In the spring of 2006 I took a course at the Harvard Extension School, CSCI E-124, Algorithms and Data Structures, which was fascinating but frustrating. I think the material in this course is absolutely essential if it is your goal to work on interesting problems with smart people. If you are thinking of taking this course, I hope I can offer you some advice here that will improve your chances of success.
My principal frustration was that although the course's teaching staff is extremely strong in analytical skills and presents the material clearly, they reward you most for your analytical skills and reports you write and offer nothing in the way of support when it comes to programming. For example, you may hear more than once, "I haven't programmed in years, I can't help you with questions about your code." The programming assignments got me bogged down in infrastructure so much that I spent considerably more time building tools than I did running experiments or writing reports.
Immediately after the course was over I got a random email from the ACM offering me a chance to read technical books online through the members' portal to Safari Enterprise Library. After a little browsing under Computer Science, I stumbled on Mastering Algorithms with C by Kyle Loudon, August 1999, ISBN 1-56592-453-3 (O'Reilly). Normally I skip books offering algorithms in C as very 1980s, but I tell you, I took one look at this book and wished I had read it cover to cover before taking E-124. I don't know how much of the code the teaching staff would let you use—you'll have to ask them—but I probably could have used much of it directly and then been able to focus more on experiments, analysis and reports. The instructors care about your skill as a scientist.

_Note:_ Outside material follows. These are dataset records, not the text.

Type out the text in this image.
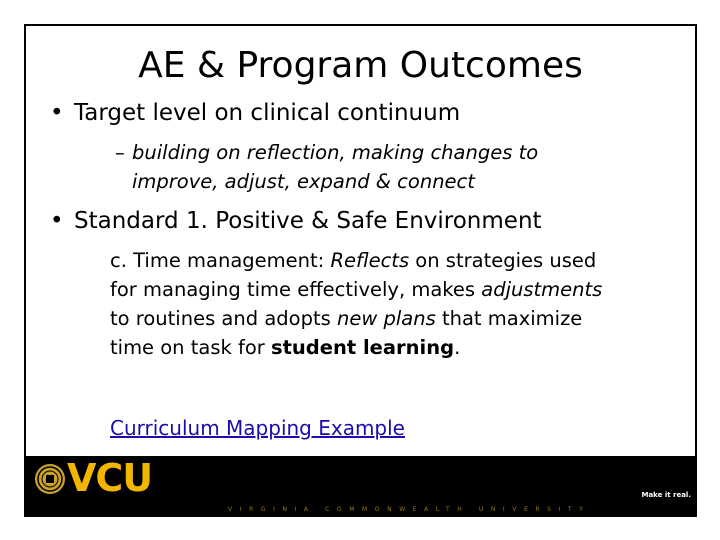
AE & Program Outcomes
• Target level on clinical continuum
– building on reflection, making changes to
improve, adjust, expand & connect
• Standard 1. Positive & Safe Environment
c. Time management: Reflects on strategies used
for managing time effectively, makes adjustments
to routines and adopts new plans that maximize
time on task for student learning.
Curriculum Mapping Example
VCU	Make it real.
VIRGINIA COMMONWEALTH UNIVERSITY
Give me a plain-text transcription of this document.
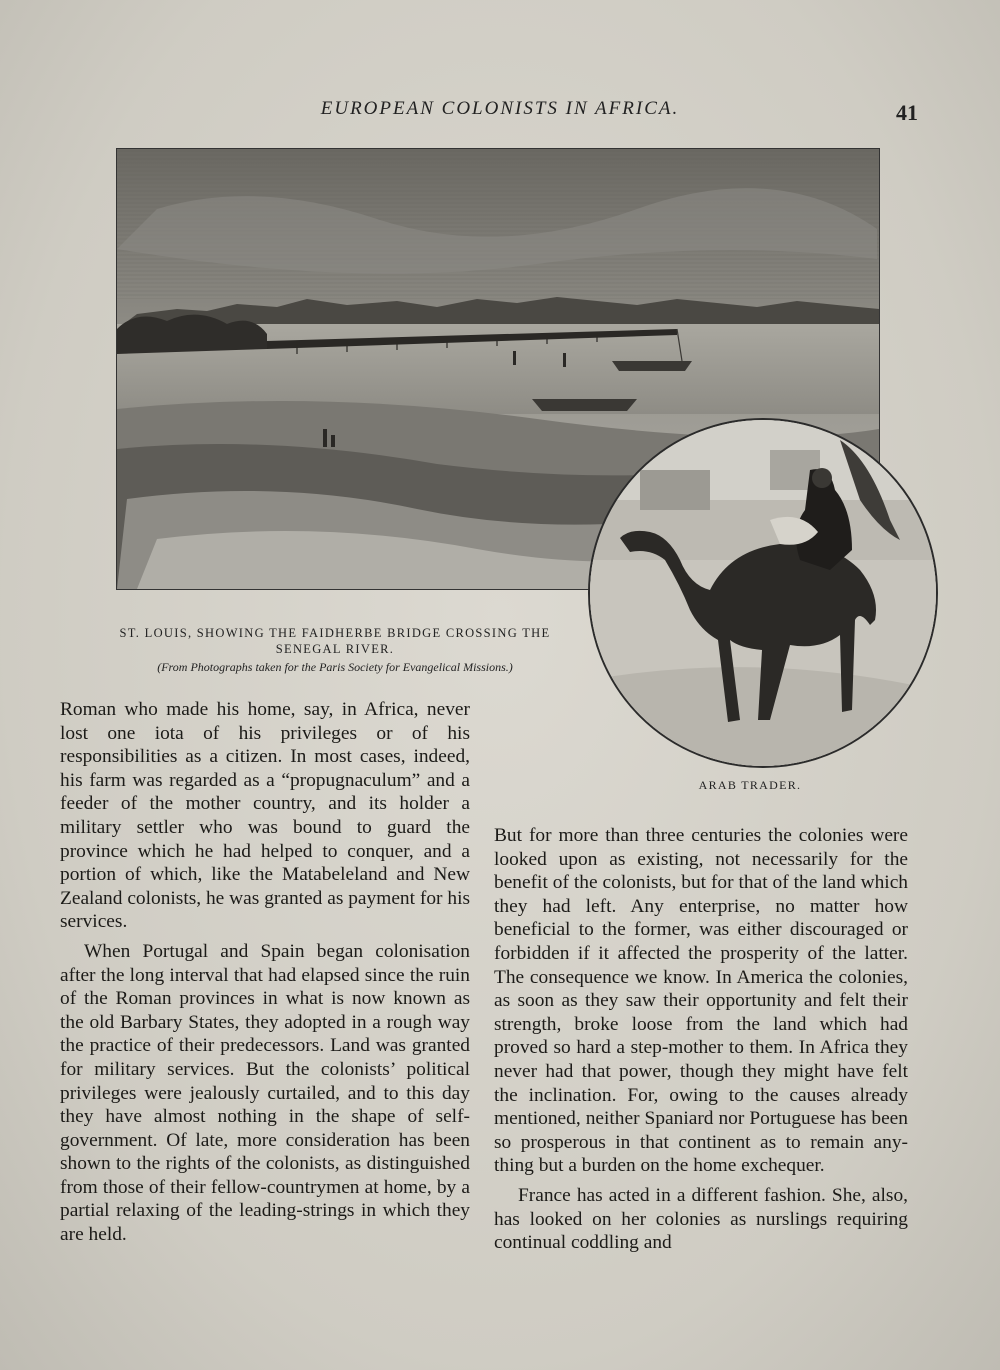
EUROPEAN COLONISTS IN AFRICA.	41
ST. LOUIS, SHOWING THE FAIDHERBE BRIDGE CROSSING THE SENEGAL RIVER.
(From Photographs taken for the Paris Society for Evangelical Missions.)
ARAB TRADER.

Roman who made his home, say, in Africa, never lost one iota of his privileges or of his responsibilities as a citizen. In most cases, indeed, his farm was regarded as a “propugnaculum” and a feeder of the mother country, and its holder a military settler who was bound to guard the province which he had helped to conquer, and a portion of which, like the Matabeleland and New Zealand colonists, he was granted as payment for his services.

When Portugal and Spain began colonisation after the long interval that had elapsed since the ruin of the Roman provinces in what is now known as the old Barbary States, they adopted in a rough way the practice of their predecessors. Land was granted for military services. But the colonists’ political privileges were jealously curtailed, and to this day they have almost nothing in the shape of self-government. Of late, more consideration has been shown to the rights of the colonists, as distinguished from those of their fellow-countrymen at home, by a partial relaxing of the leading-strings in which they are held.

But for more than three centuries the colonies were looked upon as existing, not necessarily for the benefit of the colonists, but for that of the land which they had left. Any enterprise, no matter how beneficial to the former, was either discouraged or forbidden if it affected the prosperity of the latter. The consequence we know. In America the colonies, as soon as they saw their opportunity and felt their strength, broke loose from the land which had proved so hard a step-mother to them. In Africa they never had that power, though they might have felt the inclination. For, owing to the causes already mentioned, neither Spaniard nor Portuguese has been so prosperous in that continent as to remain any-thing but a burden on the home exchequer.

France has acted in a different fashion. She, also, has looked on her colonies as nurslings requiring continual coddling and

Another thing I noticed, on the analytical homeworks vs. programming assignments: if you write a correct answer in a short paragraph or two you will get full credit for the question, but if you write several pages of text developing an argument, including diagrams, and then your answer is either wrong or not quite right, you will get almost no credit, or less than you expected. In other words, you won't see "Nice try!", you'll just see a low score for not being right. So, figure out what the right answer is, then figure out a short way to express it.
If you can take this course all by itself and do nothing else, do! Disconnect the phone! Go into hiding. Then you should be fine. Unless, of course, you are on campus. Then find like-minded students and form discussion groups. Start your homeworks and problem sets the minute you get them. You will need every scrap of time to finish them.